Agriculture Secretary Proceso J. Alcala said the private sector can consider investing in grains handling and processing, and farm services outsourcing that could result in more efficient rice production, lesser post-harvest losses, and more profitable operations.
He made the call at a June 27 rice industry forum, at the Banco De Oro (BDO) corporate headquarters, in Makati City, where he presented the Aquino administration’s Food Staples Sufficiency Program (FSSP). The forum was attended by top officials of BDO, Land Bank of the Philippines, and rice industry agribusinessmen.
“We can minimize post harvest losses in palay that reaches over 1 million tons per year if we have enough drying facilities. We can make palay production a lot cheaper, more efficient, and more convenient for farmers if we have enough farm machineries in place,” Secretary Alcala said.
He also encouraged bankers and financial institutions to invest in affordable and broad-based credit.
“Bawa’t magsasaka ay nangangailangan ng financing. Mas epektibong magpahiram ang pribadong sektor kaysa sa gobyerno. The Agri-Agra Law exists as a source of sound financial services for the agriculture.

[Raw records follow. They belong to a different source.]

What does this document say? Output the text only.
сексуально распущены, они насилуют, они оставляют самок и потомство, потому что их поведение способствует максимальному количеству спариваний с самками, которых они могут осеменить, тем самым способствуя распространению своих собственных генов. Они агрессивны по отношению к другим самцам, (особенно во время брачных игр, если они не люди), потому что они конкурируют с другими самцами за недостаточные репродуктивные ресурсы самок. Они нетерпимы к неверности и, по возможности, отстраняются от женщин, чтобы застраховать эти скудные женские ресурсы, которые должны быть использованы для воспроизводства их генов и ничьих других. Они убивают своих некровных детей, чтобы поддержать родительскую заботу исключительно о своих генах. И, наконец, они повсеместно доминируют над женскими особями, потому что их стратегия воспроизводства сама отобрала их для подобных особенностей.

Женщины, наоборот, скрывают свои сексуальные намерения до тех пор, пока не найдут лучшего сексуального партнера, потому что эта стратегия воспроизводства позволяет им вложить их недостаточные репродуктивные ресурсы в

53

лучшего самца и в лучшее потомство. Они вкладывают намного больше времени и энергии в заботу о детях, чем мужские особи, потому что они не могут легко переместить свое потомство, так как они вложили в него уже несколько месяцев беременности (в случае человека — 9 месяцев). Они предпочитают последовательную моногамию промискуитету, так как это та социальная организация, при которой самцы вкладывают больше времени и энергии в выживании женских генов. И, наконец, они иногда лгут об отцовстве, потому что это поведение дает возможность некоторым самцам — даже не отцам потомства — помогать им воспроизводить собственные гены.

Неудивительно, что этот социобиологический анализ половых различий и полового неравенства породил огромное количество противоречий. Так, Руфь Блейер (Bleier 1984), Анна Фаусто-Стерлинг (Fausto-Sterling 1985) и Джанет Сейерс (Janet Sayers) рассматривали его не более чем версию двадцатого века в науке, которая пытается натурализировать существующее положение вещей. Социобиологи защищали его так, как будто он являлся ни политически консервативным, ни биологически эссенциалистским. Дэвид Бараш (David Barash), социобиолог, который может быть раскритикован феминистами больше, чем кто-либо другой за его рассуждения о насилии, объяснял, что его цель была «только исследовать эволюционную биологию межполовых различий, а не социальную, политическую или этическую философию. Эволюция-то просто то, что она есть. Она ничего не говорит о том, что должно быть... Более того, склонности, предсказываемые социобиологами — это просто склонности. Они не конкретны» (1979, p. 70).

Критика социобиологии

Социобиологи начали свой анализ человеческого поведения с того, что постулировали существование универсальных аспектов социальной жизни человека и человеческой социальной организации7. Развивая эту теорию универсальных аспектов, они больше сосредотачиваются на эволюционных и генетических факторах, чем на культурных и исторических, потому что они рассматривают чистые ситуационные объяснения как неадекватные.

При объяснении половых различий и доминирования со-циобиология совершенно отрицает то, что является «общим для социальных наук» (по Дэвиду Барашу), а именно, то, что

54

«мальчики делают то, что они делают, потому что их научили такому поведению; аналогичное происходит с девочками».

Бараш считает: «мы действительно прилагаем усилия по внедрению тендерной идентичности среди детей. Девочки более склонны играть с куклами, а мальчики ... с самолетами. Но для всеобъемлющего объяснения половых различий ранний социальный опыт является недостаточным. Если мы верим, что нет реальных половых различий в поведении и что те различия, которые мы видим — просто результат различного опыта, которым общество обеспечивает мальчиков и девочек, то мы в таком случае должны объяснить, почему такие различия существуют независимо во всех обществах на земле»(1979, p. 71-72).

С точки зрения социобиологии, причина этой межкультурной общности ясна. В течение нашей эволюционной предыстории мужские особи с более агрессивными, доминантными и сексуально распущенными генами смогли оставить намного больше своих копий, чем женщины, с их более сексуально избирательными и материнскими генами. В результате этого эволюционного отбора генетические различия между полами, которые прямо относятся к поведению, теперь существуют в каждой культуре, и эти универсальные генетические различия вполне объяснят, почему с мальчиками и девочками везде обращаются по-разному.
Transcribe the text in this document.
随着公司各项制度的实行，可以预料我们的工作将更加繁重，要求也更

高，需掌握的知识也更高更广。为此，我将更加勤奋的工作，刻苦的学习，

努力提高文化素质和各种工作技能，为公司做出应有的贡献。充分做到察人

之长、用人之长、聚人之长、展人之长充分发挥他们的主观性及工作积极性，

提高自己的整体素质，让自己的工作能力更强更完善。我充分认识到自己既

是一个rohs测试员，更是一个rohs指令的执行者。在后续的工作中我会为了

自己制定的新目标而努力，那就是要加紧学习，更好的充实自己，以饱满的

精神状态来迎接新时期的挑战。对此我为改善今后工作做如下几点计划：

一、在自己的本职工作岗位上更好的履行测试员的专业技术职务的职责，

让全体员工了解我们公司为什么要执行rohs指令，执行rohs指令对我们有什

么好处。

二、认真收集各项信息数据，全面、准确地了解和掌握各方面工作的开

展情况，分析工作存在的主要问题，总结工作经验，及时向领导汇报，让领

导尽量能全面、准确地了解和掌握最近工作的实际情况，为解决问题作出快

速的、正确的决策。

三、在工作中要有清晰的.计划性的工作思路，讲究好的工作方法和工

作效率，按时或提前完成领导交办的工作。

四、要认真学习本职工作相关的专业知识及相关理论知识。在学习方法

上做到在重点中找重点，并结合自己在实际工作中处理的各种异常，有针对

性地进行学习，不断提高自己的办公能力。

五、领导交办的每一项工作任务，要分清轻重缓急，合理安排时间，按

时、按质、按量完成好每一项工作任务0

Panahon na upang gawing bankable ang pagsasaka at ang mga magsasaka,” he added.
The DA chief also called for more investments in expanded rice trading and exports, when the country eventually achieves sufficiency by 2014 and beyond.
“Let us do the groundwork now, as the Philippines aims to become a major agri-fishery trader in Asia,” he said.
He also urged the private sector to invest in outsourcing farm services.
“We are looking forward to the day when farm chores and services — like field preparation, paddy diking, input purchasing, harvesting and processing and marketing — may be outsourced or contracted out to workers who are not necessarily from the same farm or locality,” he said.
“After all, among food distributors like supermarkets, the practice of contracting the fresh produce that they will sell in their outlets has already started to take root,” he added.
“Let us unite in believing that we are all winners when we produce, process and distribute enough food, and ensure increased incomes for our food producers and industry workers,” Secretary Alcala said.